Il sindacato ha replicato al movimento Noi con Salvini: "Ai lavoratori non servono argomenti pretestuosi"

LECCE – Troppo clamore per nulla? Le voci, per nulla confermate, dei presunti licenziamenti di massa in Fiat Cnh, presso lo stabilimento leccese del gruppo, continuano ad infuocare gli animi. Dopo la denuncia a mezzo stampa pervenuta ieri dagli esponenti provinciali di “Noi con Salvini” che chiedevano chiarimenti e assunzioni di responsabilità in merito alla questione, oggi è pervenuta una secca smentita da parte del sindacato dei metalmeccanici Uilm.

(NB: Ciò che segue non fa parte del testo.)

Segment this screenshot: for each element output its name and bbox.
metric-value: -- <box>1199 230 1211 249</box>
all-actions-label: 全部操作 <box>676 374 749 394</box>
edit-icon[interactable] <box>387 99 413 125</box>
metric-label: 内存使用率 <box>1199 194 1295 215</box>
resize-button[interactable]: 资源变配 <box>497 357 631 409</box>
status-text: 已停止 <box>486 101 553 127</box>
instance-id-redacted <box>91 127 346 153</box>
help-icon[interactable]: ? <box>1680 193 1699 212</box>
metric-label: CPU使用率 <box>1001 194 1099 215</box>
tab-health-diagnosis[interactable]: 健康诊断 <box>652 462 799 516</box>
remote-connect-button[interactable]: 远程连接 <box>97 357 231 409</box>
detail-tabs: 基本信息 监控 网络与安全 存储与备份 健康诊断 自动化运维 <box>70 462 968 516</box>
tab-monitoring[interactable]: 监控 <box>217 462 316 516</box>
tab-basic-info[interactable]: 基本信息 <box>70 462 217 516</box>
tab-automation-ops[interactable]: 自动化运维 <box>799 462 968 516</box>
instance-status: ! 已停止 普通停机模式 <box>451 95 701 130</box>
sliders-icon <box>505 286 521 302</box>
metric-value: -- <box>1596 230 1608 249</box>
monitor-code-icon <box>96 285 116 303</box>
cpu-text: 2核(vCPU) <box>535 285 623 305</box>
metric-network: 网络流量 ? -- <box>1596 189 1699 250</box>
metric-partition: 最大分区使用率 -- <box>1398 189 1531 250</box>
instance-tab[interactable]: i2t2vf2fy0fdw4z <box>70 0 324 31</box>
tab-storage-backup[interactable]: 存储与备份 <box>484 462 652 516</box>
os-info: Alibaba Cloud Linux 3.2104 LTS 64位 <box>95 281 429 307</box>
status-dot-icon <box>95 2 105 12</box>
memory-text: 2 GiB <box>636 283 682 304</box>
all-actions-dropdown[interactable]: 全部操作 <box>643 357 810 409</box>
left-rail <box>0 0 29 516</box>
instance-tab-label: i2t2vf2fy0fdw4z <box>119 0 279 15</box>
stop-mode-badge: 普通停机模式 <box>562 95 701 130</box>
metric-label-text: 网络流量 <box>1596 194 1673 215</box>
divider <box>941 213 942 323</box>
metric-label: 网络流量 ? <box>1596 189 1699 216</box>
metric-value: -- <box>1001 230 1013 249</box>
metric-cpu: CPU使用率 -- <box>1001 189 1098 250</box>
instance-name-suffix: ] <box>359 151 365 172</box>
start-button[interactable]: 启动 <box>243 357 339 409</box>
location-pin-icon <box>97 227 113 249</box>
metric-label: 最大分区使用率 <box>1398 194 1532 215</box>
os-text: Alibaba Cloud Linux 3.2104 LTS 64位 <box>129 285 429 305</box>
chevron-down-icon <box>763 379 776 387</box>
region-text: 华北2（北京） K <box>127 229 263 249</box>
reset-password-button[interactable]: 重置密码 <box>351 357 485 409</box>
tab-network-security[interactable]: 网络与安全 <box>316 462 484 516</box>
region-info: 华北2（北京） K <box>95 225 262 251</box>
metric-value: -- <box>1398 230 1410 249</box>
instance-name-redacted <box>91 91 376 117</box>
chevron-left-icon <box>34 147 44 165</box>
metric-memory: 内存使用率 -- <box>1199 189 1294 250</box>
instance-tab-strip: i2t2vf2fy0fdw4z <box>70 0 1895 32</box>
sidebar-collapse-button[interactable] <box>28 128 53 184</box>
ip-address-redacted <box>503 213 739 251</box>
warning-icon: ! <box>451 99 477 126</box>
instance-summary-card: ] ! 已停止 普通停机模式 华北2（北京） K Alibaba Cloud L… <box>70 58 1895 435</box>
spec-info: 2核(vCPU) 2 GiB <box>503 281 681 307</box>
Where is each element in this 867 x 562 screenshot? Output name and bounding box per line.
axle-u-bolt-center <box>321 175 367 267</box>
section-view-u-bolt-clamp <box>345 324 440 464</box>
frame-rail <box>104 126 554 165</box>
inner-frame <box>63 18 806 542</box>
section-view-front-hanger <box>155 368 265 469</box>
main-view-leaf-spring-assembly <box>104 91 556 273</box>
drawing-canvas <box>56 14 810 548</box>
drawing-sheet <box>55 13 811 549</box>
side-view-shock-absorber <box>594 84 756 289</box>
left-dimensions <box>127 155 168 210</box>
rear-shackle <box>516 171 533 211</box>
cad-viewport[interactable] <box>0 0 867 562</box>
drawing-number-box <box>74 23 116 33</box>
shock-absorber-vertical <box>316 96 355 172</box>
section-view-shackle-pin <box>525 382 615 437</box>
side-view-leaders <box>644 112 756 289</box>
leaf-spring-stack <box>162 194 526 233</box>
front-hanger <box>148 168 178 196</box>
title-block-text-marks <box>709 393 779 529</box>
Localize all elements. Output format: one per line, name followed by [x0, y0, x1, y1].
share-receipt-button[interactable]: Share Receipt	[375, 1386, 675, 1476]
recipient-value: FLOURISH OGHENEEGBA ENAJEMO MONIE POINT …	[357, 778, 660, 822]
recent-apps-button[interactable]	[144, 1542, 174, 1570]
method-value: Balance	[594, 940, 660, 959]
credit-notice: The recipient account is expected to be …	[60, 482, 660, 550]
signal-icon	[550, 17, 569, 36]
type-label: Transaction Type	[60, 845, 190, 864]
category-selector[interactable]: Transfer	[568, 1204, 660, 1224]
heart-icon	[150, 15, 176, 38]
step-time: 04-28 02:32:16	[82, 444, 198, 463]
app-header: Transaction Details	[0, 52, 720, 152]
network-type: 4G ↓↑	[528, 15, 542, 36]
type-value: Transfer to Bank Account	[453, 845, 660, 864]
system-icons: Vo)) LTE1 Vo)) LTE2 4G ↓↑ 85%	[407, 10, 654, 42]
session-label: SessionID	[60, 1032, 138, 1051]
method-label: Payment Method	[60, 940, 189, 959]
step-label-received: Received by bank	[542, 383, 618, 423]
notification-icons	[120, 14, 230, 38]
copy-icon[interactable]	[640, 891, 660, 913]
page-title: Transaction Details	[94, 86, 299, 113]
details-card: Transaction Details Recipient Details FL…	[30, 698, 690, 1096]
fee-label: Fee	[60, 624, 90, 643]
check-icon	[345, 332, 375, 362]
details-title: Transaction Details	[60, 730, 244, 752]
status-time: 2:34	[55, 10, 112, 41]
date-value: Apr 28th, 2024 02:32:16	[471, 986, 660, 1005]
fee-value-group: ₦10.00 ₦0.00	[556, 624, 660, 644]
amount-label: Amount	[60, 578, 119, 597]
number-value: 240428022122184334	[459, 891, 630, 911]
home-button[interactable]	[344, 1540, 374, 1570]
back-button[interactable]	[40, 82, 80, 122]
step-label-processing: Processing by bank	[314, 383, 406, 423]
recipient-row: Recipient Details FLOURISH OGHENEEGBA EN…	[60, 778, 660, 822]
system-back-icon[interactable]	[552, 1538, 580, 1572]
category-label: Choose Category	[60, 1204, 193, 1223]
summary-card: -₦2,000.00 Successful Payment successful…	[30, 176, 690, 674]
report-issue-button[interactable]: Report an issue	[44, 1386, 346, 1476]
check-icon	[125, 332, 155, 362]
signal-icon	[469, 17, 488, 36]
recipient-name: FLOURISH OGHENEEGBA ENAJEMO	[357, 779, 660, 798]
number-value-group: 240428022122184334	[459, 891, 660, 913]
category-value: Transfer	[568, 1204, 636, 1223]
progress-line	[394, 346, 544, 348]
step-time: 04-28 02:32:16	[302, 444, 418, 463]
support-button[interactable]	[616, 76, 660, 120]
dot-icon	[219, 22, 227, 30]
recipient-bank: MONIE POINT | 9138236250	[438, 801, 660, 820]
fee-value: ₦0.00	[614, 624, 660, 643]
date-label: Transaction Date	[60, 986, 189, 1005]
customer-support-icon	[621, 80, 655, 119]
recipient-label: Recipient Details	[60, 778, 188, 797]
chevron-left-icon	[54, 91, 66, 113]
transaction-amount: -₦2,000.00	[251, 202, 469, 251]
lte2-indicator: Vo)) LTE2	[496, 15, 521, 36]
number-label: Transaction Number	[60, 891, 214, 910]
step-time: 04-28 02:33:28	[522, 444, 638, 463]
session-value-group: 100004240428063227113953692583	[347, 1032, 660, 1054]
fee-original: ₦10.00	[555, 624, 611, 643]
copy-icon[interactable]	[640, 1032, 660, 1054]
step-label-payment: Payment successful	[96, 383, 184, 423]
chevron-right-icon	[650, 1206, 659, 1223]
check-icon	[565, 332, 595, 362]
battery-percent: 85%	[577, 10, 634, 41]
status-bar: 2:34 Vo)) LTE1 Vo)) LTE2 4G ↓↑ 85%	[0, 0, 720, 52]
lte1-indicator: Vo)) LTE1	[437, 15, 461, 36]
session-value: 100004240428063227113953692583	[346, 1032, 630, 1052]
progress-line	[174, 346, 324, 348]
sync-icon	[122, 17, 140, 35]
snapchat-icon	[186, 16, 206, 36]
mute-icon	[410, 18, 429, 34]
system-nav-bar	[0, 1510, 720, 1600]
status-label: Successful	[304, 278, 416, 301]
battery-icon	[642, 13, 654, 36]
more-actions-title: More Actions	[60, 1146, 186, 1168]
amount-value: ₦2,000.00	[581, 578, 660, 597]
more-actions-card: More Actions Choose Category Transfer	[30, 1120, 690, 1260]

“Le dichiarazioni fatte ieri sui quotidiani sono false, insensate e prive di fondamento –precisa il referente sindacale William Maruccia -: l'azienda Fiat-Cnh rappresenta il fiore all'occhiello della produzione di macchine movimento terra nel mondo per la nostra provincia ed i lavoratori non hanno certamente bisogno in questo momento di ripresa evidente, di argomenti pretestuosi e falsi, atti a destabilizzare il difficile equilibrio che con fatica hanno conquistato”.

E ancora: “Invitiamo gli esponenti senza rappresentanza diretta, alla prudenza e alla responsabilità. Se proprio avvertono il bisogno di ergersi a paladini dei lavoratori, che lo facessero con quei cittadini che il lavoro non lo hanno. Per quanto riguarda la voglia dichiarata di scendere per le strade, stiano tranquilli: i lavoratori ed i sindacati hanno sempre rivendicato i propri diritti nelle sedi opportune e con i metodi e canoni stabiliti dagli stessi, non siamo ne' servili, ne' padronali. Pretendiamo rispetto per chi lavora con dignità, nessuno si permetta a strumentalizzare”.